State v. Pettiway, 657 A.2d 161 (R.I. 1995). Trial Court’s denial of cross-examination as to the complainant’s prior allegations against her mother’s previous boyfriends did not mandate a new trial.


  • While “a cross-examiner should be afforded ample opportunity to develop issues of bias, prejudice, and motivation properly before the jury” mere denial does not automatically mandate a new trial.
  • In this case the defendant’s confession to the crime and the otherwise unrestricted scope of cross-examination rendered the error harmless beyond a reasonable doubt.




State v. Oliveira, 576 A.2d 111 (R.I. 1990). Sexual assault charges involving an eight-year-old complainant were reversed because the trial court refused to allow evidence of the complainant’s accusations against two other men. R.I.S.C. reversed, ruling that the complainant’s allegations against other men were relevant towards her credibility, regardless of whether the allegations were proven false or withdrawn.


  • “We believe that evidence of a complaining witness’s prior allegations of sexual assault may be admitted =to challenge effectively the complaining witness’s credibility,’ even if the allegations were not proven false or withdrawn. We have often stated that the credibility of a witness is always in issue. The defendant’s inability to prove that prior accusations were in fact false does not make the fact that prior accusations were made irrelevant.” Id. at 113.
  • A defendant “must be permitted to rebut the inference a jury might otherwise draw that the victim was so naïve sexually that she could not have fabricated the charge.” Id.

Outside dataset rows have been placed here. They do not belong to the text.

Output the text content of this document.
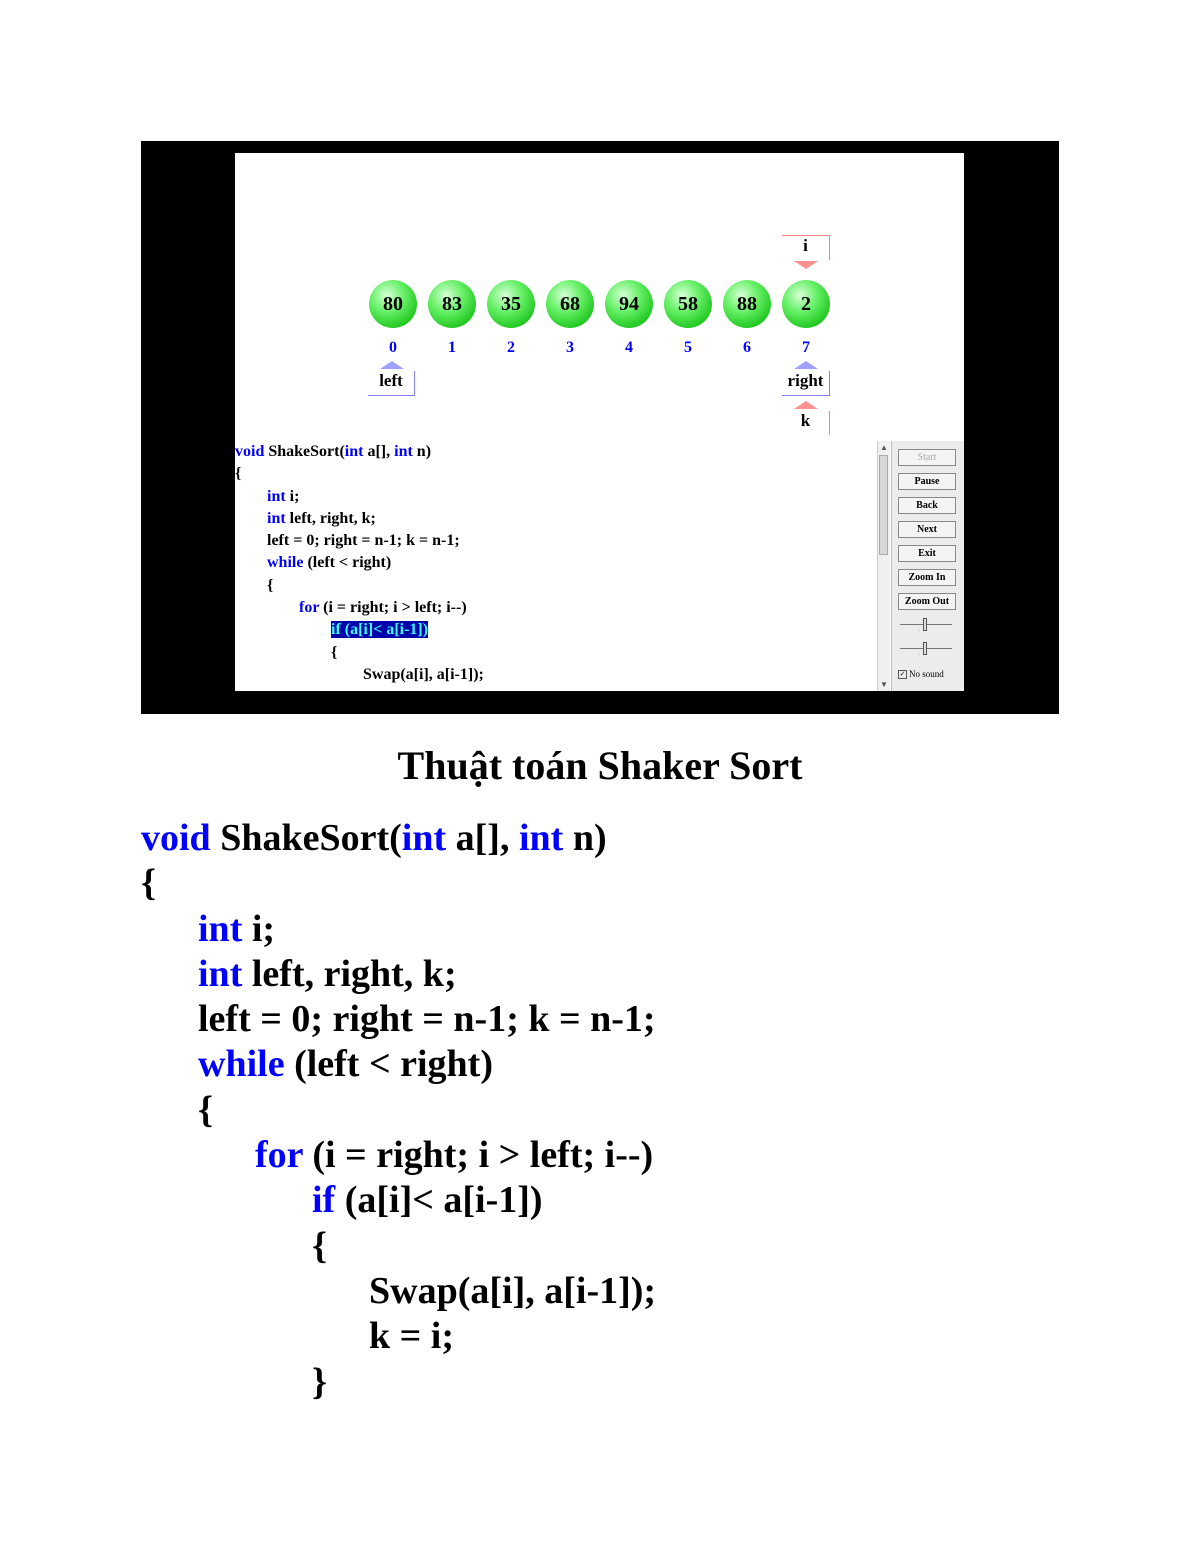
80
0
83
1
35
2
68
3
94
4
58
5
88
6
2
7
i
left	right
k
void ShakeSort(int a[], int n)
{
int i;
int left, right, k;
left = 0; right = n-1; k = n-1;
while (left < right)
{
for (i = right; i > left; i--)
if (a[i]< a[i-1])
{
Swap(a[i], a[i-1]);
▲
▼
Start
Pause
Back
Next
Exit
Zoom In
Zoom Out
···
···
✓ No sound
Thuật toán Shaker Sort
void ShakeSort(int a[], int n)
{
int i;
int left, right, k;
left = 0; right = n-1; k = n-1;
while (left < right)
{
for (i = right; i > left; i--)
if (a[i]< a[i-1])
{
Swap(a[i], a[i-1]);
k = i;
}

At 113-14.
  • Oliveira’s general credibility analysis is no longer the rule. See State v. Manning, 973 A.2d 524 (R.I. 2009).




State v. McCarthy, 446 A.2d 1034 (R.I. 1982). The complainant’s allegations of rape against another person that were later withdrawn were relevant at trial and should have been admitted. New trial ordered.

State v. Izzi, 348 A.2d 371 (R.I. 1975). Complainant’s prior false allegations of abuse against hospital attendants were fertile areas for impeachment either directly on cross-examination or by independent evidence.